Saudi Aramco, officiellement Saudi Arabian Oil Company, est la compagnie nationale saoudienne d'hydrocarbures (son nom est la contraction d'Arabian American Oil Company). Elle possède la quasi-intégralité des ressources en hydrocarbures du royaume et, du point de vue de ses réserves comme de sa production, elle est de loin la première compagnie pétrolière mondiale. Le prix de ses réserves, qui atteignent 261 milliards de barils, est de 319 milliards de dollars. Les réserves d'Aramco dépassent de 10 fois celles du géant pétrolier Exxon Mobil. La compagnie saoudienne contrôle plus de 10 % du marché mondial.

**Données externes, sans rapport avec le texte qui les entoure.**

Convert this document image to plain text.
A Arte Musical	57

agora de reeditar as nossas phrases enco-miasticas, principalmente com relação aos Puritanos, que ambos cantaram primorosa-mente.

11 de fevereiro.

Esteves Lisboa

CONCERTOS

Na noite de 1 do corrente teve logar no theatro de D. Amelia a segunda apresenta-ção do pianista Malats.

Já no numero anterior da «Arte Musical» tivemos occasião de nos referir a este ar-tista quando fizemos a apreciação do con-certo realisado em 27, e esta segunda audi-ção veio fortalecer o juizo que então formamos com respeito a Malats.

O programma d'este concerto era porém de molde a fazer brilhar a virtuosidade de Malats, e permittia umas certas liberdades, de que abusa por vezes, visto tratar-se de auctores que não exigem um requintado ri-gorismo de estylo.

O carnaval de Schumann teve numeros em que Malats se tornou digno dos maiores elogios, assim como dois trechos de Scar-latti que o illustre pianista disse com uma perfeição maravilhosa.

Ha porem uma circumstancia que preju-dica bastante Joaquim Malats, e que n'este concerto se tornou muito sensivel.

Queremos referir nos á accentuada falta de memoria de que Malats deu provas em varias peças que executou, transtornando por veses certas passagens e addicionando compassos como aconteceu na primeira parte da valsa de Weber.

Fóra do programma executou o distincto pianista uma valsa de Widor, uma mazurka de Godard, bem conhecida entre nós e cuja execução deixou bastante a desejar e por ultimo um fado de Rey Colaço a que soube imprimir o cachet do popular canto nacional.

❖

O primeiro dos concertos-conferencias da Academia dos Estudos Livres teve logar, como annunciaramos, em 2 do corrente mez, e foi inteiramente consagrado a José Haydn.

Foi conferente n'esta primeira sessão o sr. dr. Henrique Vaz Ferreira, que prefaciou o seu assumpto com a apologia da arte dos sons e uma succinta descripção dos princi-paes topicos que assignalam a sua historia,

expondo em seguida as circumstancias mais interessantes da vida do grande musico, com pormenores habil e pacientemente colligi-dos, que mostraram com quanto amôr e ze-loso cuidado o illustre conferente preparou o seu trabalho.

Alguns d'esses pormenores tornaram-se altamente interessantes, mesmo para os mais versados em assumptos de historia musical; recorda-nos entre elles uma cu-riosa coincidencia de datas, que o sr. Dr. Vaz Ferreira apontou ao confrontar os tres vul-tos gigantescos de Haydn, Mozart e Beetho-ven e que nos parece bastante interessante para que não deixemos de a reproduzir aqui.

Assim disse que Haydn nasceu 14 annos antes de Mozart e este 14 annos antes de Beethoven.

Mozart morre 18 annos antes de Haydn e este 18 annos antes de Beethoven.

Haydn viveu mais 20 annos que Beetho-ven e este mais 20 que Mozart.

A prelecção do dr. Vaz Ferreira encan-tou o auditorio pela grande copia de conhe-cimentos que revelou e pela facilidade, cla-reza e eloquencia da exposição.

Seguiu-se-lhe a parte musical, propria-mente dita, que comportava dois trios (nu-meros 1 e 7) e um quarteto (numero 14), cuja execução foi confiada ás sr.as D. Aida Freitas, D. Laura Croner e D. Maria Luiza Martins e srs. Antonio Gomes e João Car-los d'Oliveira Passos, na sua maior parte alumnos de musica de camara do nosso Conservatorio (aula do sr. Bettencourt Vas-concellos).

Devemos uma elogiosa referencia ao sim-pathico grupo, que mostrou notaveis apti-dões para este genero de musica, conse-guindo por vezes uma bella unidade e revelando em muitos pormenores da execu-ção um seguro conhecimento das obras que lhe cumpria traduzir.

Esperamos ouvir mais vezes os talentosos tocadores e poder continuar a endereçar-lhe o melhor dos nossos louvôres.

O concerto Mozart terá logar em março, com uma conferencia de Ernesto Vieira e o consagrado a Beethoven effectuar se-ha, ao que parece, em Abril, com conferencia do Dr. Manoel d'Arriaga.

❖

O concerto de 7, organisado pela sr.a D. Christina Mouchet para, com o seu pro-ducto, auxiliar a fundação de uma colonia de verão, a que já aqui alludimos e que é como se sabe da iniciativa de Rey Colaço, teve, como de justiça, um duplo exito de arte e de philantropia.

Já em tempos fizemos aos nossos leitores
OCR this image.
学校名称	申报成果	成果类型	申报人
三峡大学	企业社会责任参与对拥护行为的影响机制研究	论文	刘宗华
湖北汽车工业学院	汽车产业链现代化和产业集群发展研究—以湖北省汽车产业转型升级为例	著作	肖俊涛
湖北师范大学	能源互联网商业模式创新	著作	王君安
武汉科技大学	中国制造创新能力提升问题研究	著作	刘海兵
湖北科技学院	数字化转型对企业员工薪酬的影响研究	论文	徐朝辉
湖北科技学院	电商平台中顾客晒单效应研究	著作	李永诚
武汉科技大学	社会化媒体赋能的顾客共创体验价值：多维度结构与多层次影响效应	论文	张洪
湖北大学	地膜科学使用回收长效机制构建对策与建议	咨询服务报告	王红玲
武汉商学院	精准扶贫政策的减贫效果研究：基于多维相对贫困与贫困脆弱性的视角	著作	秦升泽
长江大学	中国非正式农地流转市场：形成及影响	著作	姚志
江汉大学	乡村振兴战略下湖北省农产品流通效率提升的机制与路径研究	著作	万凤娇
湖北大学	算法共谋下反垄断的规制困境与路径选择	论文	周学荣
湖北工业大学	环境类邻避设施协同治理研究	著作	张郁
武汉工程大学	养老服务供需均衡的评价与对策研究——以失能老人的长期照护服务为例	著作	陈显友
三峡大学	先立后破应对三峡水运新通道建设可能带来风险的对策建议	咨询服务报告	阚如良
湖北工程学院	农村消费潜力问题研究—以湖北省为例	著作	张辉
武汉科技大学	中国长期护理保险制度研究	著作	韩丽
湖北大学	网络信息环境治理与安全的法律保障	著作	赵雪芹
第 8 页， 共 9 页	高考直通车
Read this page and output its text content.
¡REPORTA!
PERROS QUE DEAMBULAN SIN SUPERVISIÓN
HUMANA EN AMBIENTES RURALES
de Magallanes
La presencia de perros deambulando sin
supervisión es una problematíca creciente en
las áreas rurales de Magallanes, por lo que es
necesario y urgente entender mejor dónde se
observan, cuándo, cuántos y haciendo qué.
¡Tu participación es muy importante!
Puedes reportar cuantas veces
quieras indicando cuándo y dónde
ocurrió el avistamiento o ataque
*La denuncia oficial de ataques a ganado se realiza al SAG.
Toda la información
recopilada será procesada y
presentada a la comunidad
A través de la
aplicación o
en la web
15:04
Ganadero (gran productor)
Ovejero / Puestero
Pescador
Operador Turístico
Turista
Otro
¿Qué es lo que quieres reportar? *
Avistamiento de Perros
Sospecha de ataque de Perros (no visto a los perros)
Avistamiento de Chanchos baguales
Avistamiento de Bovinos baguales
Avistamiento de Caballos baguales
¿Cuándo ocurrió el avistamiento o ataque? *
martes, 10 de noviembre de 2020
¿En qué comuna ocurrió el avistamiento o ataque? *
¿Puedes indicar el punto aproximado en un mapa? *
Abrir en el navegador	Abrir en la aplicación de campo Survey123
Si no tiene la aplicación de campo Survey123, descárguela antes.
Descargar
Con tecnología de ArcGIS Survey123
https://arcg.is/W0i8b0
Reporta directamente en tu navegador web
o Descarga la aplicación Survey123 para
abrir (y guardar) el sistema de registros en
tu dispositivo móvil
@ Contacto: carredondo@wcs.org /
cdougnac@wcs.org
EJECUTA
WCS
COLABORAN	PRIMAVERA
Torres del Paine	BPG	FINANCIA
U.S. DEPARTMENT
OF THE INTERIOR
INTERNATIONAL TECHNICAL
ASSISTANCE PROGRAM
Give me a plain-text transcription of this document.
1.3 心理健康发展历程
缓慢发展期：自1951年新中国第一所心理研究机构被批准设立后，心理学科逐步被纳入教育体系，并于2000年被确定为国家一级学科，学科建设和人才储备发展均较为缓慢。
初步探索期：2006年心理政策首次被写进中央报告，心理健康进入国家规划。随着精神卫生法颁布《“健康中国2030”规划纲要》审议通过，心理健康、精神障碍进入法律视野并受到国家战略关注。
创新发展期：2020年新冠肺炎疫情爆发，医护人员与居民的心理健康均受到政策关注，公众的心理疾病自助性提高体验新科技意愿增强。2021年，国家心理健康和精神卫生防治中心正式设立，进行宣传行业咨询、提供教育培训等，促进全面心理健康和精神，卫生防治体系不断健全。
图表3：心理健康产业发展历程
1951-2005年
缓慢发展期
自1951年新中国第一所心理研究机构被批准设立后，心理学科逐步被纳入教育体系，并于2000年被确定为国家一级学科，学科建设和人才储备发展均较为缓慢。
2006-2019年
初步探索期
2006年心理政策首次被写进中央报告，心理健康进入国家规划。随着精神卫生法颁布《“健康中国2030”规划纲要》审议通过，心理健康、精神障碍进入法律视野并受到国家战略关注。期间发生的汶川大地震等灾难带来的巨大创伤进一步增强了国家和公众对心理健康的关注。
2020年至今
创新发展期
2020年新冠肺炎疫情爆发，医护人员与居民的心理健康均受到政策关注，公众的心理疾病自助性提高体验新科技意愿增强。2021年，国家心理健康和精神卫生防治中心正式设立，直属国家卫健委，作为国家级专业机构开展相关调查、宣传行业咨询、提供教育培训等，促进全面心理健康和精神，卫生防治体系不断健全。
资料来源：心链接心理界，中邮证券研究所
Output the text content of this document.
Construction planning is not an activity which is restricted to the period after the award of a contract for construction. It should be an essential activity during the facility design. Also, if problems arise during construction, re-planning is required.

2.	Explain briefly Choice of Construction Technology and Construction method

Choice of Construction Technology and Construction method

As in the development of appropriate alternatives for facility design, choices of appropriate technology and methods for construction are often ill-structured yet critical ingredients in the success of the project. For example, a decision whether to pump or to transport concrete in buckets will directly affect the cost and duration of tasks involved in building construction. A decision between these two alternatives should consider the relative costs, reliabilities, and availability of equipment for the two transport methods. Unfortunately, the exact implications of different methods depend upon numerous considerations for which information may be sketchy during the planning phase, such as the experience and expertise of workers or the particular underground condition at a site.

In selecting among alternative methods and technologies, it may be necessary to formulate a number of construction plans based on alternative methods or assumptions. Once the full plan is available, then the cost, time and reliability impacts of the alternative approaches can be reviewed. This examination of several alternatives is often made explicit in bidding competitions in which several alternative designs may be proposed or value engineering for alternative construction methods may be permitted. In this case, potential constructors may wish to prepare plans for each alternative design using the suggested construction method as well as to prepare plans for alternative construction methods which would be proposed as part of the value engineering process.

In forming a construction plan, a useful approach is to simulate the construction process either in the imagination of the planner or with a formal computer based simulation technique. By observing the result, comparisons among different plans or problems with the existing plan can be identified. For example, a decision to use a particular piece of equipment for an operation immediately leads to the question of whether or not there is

De son côté, le ministre de l'Energie du Koweït a déclaré qu'il attendait une augmentation des prix du pétrole, qui devraient se fixer au deuxième semestre 2016 à 50 ou 60 dollars le baril, ce qui est, selon lui, "un bon niveau". 

La plupart des experts sont convaincus qu'il ne faut pas s'attendre à ce que les prix du pétrole grimpent à 100 dollars le baril. Le ministre russe de l'Economie Alexeï Oulioukaev est d'accord avec eux. "En ce qui concerne le pétrole, le prix de 50 dollars le baril convient aux fournisseurs comme aux consommateurs", a-t-il déclaré.

Le roi d'Arabie saoudite  Salmane ben Abdelaziz Al Saoud
© AP Photo / Pablo Martinez Monsivais, File

Les prix mondiaux du pétrole ont chuté de 115 dollars à moins de 30 dollars le baril entre juin 2014 et janvier 2016, atteignant leur plus bas niveau suite à la surabondance de l'offre mondiale d'or noir.

Les représentants de plusieurs pays producteurs de pétrole se sont réunis le 17 avril à Doha. Ils auraient dû signer un accord sur un gel de la production afin d'éviter une nouvelle chute des prix des hydrocarbures. Mais cette initiative a échoué à cause de l'Arabie saoudite, qui a refusé de signer quoi que ce soit en l'absence de l'Iran, qui n'était pas représenté lors de cette réunion dans la capitale qatarie.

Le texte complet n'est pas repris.